In therapy I've learned the importance of looking at my spiritual life, the role that whales play and keeping in balance with my freelance freebee life. I need to regain my balance and be centered so I can save the things that are most important to me, my kottu, my blogs and my writings.
That also means relying on others for help. I've learned to seek support from my peers in therapy, and I hope someday to return that support to others who are seeking help.
Since Taprobane broke this scandal, I have received many e-mails, and phone calls from people expressing good wishes. To everyone who has reached out to me and my family, thank you. Your encouragement means the world to me. I want to thank bloggers for their understanding while I work on my behavior. I look forward to seeing my fellow bloggers on Kottu.

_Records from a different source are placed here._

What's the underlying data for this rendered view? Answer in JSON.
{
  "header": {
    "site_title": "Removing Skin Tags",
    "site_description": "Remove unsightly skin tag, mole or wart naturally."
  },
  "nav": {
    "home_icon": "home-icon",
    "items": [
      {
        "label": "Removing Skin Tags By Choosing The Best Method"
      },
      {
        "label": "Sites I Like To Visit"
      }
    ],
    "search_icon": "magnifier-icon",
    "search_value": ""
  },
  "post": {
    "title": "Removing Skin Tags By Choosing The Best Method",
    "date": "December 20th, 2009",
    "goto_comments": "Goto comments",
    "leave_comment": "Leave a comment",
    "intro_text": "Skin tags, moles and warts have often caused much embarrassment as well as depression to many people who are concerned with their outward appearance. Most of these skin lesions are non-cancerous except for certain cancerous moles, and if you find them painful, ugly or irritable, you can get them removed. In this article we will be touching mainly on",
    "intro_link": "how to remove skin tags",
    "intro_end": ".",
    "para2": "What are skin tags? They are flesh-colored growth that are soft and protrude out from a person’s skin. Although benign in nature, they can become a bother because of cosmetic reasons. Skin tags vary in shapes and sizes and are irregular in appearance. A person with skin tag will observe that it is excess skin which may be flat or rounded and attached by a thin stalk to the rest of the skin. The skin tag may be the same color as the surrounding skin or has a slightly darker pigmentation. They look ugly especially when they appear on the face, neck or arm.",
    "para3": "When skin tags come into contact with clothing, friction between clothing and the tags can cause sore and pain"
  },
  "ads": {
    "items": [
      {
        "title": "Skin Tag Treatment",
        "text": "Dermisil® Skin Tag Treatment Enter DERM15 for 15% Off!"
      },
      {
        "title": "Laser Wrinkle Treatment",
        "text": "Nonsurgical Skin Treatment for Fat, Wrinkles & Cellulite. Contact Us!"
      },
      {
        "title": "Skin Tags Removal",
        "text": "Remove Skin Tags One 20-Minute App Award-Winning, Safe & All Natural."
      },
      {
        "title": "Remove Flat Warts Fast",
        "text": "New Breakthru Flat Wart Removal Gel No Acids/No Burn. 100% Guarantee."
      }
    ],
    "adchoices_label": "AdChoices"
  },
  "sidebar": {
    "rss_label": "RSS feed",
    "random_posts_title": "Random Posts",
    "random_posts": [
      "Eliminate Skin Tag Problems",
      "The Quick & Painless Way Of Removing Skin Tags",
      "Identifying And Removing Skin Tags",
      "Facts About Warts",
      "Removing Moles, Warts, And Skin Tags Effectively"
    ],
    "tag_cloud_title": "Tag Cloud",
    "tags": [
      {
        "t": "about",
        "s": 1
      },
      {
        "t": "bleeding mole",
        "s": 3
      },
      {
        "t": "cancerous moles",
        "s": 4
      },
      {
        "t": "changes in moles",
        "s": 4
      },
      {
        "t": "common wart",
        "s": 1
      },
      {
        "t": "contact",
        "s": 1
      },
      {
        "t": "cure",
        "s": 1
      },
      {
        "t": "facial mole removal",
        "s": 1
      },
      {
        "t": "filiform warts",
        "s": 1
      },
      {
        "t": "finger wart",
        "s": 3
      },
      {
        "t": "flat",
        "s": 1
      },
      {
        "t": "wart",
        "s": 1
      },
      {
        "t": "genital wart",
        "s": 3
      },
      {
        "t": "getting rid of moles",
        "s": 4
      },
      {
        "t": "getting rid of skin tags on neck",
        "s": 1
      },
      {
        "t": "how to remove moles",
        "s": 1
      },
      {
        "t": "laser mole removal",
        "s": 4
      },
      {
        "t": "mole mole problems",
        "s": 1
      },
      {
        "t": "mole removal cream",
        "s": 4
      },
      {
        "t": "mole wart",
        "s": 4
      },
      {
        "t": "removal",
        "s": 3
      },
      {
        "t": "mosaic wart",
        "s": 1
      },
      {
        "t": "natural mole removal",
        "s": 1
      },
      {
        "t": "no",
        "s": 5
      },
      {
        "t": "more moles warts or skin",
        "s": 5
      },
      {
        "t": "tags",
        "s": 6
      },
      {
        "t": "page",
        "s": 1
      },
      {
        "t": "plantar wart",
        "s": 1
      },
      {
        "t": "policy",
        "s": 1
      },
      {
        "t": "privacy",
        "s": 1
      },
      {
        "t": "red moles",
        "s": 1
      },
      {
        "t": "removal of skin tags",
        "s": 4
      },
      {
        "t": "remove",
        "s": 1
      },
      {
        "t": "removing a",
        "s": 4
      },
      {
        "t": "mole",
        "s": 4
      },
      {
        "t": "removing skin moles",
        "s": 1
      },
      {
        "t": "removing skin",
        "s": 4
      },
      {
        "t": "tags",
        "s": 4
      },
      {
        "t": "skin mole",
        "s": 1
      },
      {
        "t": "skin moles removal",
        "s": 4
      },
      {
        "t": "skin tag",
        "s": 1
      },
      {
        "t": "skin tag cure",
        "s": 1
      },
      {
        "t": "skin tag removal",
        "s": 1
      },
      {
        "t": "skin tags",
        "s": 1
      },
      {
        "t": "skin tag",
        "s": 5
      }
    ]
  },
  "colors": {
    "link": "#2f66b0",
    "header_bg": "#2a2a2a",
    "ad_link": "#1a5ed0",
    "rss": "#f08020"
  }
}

Whatever regrets I have about letting my family down have been shared with and felt by us alone. I have given this a lot of reflection and thought and I believe that there is a point at which I must stick to that principle even though it's difficult.
I will strive to be a better person and the blog admin that my Kottu deserves. For all of those who have supported me over the years, I offer my profound apology.
Finally, there are many people in this blogosphere and there are many people at home who believed in me. I want to ask for your help. I ask you to find room in your heart to one day believe in me again.
God Bless,
Much love.
Drama Queen Indi
1 comments:
Gawd! such writting skills, but why TROLL?
You are a wasted talent, taprobane. Not everyone can be as sarcastic, funny and as articulated. But you should put that to good use than trolling here.
Indi isn't that bad man. never met him, but just my instinct says that.